I have argued in this blog-space that the 26 percent second quarter growth was a temporary, stimulus driven result, and not a sustainable recovery in residential real estate. This data release supports that argument and is congruent with our September 27 United States Economic Forecast of a contraction in this investment segment.
I should say that with respect to the recently ended recession and the currently weak recovery that we are now experiencing, “it’s the residential real estate, stupid!”, and we see continued weakness for that sector for some time. There are too many homes yet to be foreclosed on and too many unemployed that cannot consider a home purchase at this time. The stock of ownership housing is too large for demand, and it will remain too large for demand this same time next year.
Other aspects of the data release are counter to my forecast, namely stronger consumption expenditures, stronger inventory investment, stronger government expenditures, and stronger commercial real estate expenditures. Stronger consumption expenditures boost GDP now, but given that household sector debt levels are still too high, I worry about the long-term consequences of such consumption. Continued consumption growth, if it occurs, will be accompanied by rapid inventory investment.

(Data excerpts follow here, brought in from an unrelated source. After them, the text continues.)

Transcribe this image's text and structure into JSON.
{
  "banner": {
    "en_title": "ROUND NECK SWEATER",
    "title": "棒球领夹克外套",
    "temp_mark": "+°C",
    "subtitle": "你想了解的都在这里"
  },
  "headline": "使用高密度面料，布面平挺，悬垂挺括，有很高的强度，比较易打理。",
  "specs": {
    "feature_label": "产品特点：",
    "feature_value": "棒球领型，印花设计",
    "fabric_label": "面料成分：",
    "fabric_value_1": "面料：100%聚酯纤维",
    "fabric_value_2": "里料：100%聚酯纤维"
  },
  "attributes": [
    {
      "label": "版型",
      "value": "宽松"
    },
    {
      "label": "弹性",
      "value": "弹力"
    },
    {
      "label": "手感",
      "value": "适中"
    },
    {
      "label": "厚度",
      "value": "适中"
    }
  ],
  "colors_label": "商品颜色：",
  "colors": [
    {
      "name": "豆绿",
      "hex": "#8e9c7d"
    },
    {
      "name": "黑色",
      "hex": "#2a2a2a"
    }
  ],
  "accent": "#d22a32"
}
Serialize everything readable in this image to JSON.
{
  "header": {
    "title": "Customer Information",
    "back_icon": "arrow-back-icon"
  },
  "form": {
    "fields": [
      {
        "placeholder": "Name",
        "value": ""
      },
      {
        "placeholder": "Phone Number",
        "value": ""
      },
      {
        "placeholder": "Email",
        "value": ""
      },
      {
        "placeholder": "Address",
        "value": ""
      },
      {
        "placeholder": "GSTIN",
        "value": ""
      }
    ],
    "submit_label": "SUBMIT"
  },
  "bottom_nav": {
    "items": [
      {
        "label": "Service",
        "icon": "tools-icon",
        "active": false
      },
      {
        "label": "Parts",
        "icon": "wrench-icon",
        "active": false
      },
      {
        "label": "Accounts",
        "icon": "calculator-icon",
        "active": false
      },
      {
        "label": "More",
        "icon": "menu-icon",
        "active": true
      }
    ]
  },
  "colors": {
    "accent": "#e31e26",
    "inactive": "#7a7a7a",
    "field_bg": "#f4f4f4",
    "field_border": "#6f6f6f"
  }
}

I continue to be surprised by the strength of government expenditures. The preliminary estimates show federal spending growing with such strength to offset state and local weakness. I continue to expect that state and local expenditure weakness will be a greater drag on growth during the next few quarters than the previous couple of quarters.
Third quarter GDP was reduced by trade as was the case in second quarter, although this effect was weaker this time, 200 basis points, versus 350 basis points during second quarter. These results are driven by extraordinary import strength, which most forecasters, as well as I, do not believe is sustainable. Once this import strength subsides, GDP growth will benefit.
I do not see many fundamental support factors for United States economic growth at this time other than trade, technology, and manufacturing. However, these are not large enough to create a strong economic recovery from the Great Recession. The next couple of quarters might see offsetting factors that create moderate growth for some time to come. The positive factors will likely be: federal government expenditures, equipment and software investment, and import growth reductions. The negative factors will likely be: state and local government expenditures and real estate.
A major difficulty with forecasting at this time is the question of how households will behave during the next couple of quarters. Will they save for the future or consume? There are economists on both sides of this question. We have been thinking that they would save, and we will probably continue to forecast this.